Why are LinkedIn recommendations so important?
The true measure of your executive brand and promise of value to future employers is reflected in what those who know your work the best – co-workers, peers, top management, team members, customers, etc. – have to say about you.
Executive recruiters and hiring authorities routinely source talent through LinkedIn search. They’re attracted to candidates who have quality recommendations on their profiles. If you have no recommendations, they may question the value you offer and skip over you.
And, at least 3 recommendations are required (among other criteria) before LinkedIn considers your profile 100% complete, giving your profile a much better chance of landing high in LinkedIn searches.
Best tip to get the best recommendations?
Write good recommendations to get good recommendations. Two bonuses when you use this strategy:
1. Your recommendations of others include a link to your profile, extending your footprint on LinkedIn. Hiring authorities checking out the person you recommended will click over to your profile if you are someone of interest to them.
2. Recommendations that you write and the ones written for you show up in network updates for you and for the people you recommended, keeping your brand top of mind with both networks.
A few cautions:
Only ask for recommendations from people who will give you a good recommendation. Don’t strive for quantity over quality.
Only give recommendations to people you can honestly praise. Social media authority Chris Brogan noted in his recent post on LinkedIn Recommendation Tips:
“I’ll say this once: if you recommend someone and can’t really vouch for their work, you’re just setting your own reputation up for a blow. Don’t do it . . . I’ll never recommend someone whose work I don’t know enough about.”
Avoid obviously contrived recommendations, ones that look like they were written just for the sake of reciprocating (“I’ll write one for you, if you write one for me.”). They will probably backfire. Recruiters are good at sniffing these out, and they can harm you and diminish your value.
Don’t demand a reciprocal recommendation.
Give the same kinds of recommendations you hope to receive. When writing recommendations Brogan suggests:
“Lead with the strongest thing you can say about the person. ‘Gerry is a clutch player in the world of project management.’ If you can’t say anything particularly strong, you might reconsider whether you’d recommend them.”
What are the best LinkedIn recommendations?

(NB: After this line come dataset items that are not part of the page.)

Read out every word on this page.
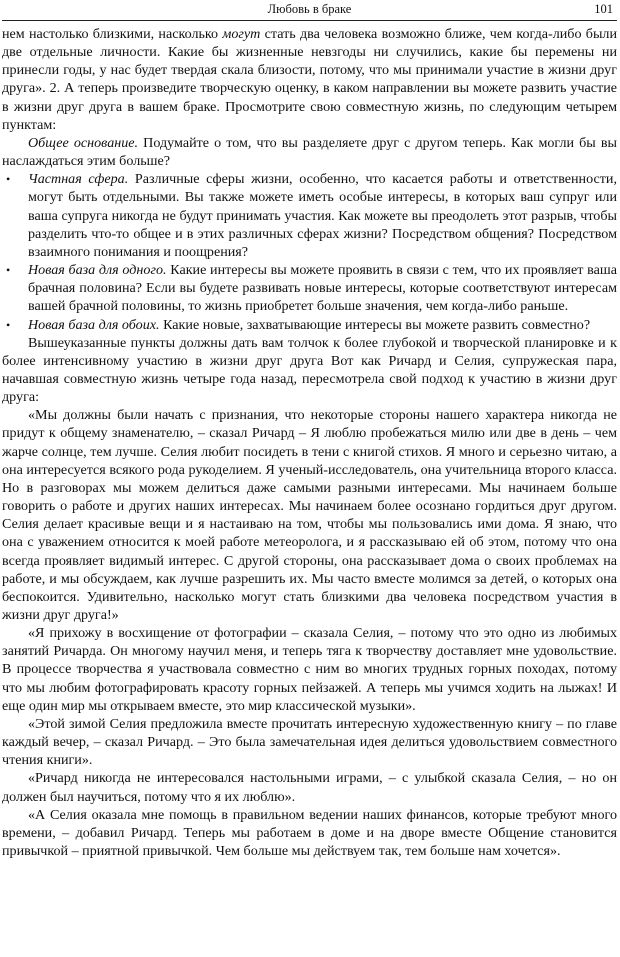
Любовь в браке	101

нем настолько близкими, насколько могут стать два человека возможно ближе, чем когда-либо были две отдельные личности. Какие бы жизненные невзгоды ни случились, какие бы перемены ни принесли годы, у нас будет твердая скала близости, потому, что мы принимали участие в жизни друг друга». 2. А теперь произведите творческую оценку, в каком направлении вы можете развить участие в жизни друг друга в вашем браке. Просмотрите свою совместную жизнь, по следующим четырем пунктам:

Общее основание. Подумайте о том, что вы разделяете друг с другом теперь. Как могли бы вы наслаждаться этим больше?

• Частная сфера. Различные сферы жизни, особенно, что касается работы и ответственности, могут быть отдельными. Вы также можете иметь особые интересы, в которых ваш супруг или ваша супруга никогда не будут принимать участия. Как можете вы преодолеть этот разрыв, чтобы разделить что-то общее и в этих различных сферах жизни? Посредством общения? Посредством взаимного понимания и поощрения?
• Новая база для одного. Какие интересы вы можете проявить в связи с тем, что их проявляет ваша брачная половина? Если вы будете развивать новые интересы, которые соответствуют интересам вашей брачной половины, то жизнь приобретет больше значения, чем когда-либо раньше.
• Новая база для обоих. Какие новые, захватывающие интересы вы можете развить совместно?

Вышеуказанные пункты должны дать вам толчок к более глубокой и творческой планировке и к более интенсивному участию в жизни друг друга Вот как Ричард и Селия, супружеская пара, начавшая совместную жизнь четыре года назад, пересмотрела свой подход к участию в жизни друг друга:

«Мы должны были начать с признания, что некоторые стороны нашего характера никогда не придут к общему знаменателю, – сказал Ричард – Я люблю пробежаться милю или две в день – чем жарче солнце, тем лучше. Селия любит посидеть в тени с книгой стихов. Я много и серьезно читаю, а она интересуется всякого рода рукоделием. Я ученый-исследователь, она учительница второго класса. Но в разговорах мы можем делиться даже самыми разными интересами. Мы начинаем больше говорить о работе и других наших интересах. Мы начинаем более осознано гордиться друг другом. Селия делает красивые вещи и я настаиваю на том, чтобы мы пользовались ими дома. Я знаю, что она с уважением относится к моей работе метеоролога, и я рассказываю ей об этом, потому что она всегда проявляет видимый интерес. С другой стороны, она рассказывает дома о своих проблемах на работе, и мы обсуждаем, как лучше разрешить их. Мы часто вместе молимся за детей, о которых она беспокоится. Удивительно, насколько могут стать близкими два человека посредством участия в жизни друг друга!»

«Я прихожу в восхищение от фотографии – сказала Селия, – потому что это одно из любимых занятий Ричарда. Он многому научил меня, и теперь тяга к творчеству доставляет мне удовольствие. В процессе творчества я участвовала совместно с ним во многих трудных горных походах, потому что мы любим фотографировать красоту горных пейзажей. А теперь мы учимся ходить на лыжах! И еще один мир мы открываем вместе, это мир классической музыки».

«Этой зимой Селия предложила вместе прочитать интересную художественную книгу – по главе каждый вечер, – сказал Ричард. – Это была замечательная идея делиться удовольствием совместного чтения книги».

«Ричард никогда не интересовался настольными играми, – с улыбкой сказала Селия, – но он должен был научиться, потому что я их люблю».

«А Селия оказала мне помощь в правильном ведении наших финансов, которые требуют много времени, – добавил Ричард. Теперь мы работаем в доме и на дворе вместе Общение становится привычкой – приятной привычкой. Чем больше мы действуем так, тем больше нам хочется».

Assuming you have clarity on what jobs, industry, and audience you’re targeting, and your LinkedIn profile reflects this, you should seek recommendations that will hit home with your target audience and align with the qualifications and qualities they’re seeking.

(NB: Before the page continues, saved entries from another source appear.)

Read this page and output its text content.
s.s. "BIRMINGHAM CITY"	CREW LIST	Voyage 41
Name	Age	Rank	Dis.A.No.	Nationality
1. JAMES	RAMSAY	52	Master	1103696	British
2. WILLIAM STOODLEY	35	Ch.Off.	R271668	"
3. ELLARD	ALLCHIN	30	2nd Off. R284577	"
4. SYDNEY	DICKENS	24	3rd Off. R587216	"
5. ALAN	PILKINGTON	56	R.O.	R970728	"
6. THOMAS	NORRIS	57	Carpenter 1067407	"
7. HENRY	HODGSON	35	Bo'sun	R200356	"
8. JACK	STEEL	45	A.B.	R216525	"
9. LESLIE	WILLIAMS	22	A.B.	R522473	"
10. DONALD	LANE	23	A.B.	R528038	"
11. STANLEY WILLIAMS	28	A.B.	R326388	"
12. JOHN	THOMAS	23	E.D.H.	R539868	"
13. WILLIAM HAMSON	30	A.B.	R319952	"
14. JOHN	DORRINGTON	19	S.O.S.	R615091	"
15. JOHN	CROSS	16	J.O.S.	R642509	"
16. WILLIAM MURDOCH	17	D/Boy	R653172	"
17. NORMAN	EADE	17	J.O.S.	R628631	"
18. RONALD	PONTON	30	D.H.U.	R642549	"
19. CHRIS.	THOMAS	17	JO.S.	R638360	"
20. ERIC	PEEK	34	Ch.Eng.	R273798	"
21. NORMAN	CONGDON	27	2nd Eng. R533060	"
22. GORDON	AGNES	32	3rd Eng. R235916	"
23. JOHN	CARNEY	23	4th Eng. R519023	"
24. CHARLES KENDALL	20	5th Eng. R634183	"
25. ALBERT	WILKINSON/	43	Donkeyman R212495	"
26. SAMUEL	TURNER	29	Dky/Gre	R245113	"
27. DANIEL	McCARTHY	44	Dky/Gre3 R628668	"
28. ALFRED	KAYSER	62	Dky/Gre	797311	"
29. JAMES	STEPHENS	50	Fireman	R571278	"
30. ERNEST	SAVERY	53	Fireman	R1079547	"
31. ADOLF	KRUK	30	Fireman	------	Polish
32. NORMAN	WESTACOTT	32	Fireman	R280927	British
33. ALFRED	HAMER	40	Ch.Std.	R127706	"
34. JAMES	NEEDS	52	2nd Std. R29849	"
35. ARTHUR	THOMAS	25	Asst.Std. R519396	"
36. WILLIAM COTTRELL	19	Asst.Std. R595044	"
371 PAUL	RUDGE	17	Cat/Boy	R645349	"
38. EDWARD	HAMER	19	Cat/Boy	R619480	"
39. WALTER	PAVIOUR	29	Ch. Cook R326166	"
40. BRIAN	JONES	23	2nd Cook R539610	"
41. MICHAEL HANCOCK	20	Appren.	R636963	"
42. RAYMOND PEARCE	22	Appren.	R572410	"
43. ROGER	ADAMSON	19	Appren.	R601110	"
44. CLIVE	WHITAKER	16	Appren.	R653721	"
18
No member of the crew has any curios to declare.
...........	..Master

It’s okay to help people write a recommendation for you, if they’re willing, by letting them know what kind of information you’re looking for. Asking them questions such as these should help them compose a paragraph or two:
1. What do you feel are my top strengths and skills that have most benefitted the company?
2. In what ways did I add value to the team and to the company?
3. What things did you know you could always rely on me to deliver?
4. In what ways have I helped you do your job?
Better yet, you may want to provide them with suggested verbiage and an actual example of the kind of recommendation you’re looking for. This would give them a foundation to work from and improve upon.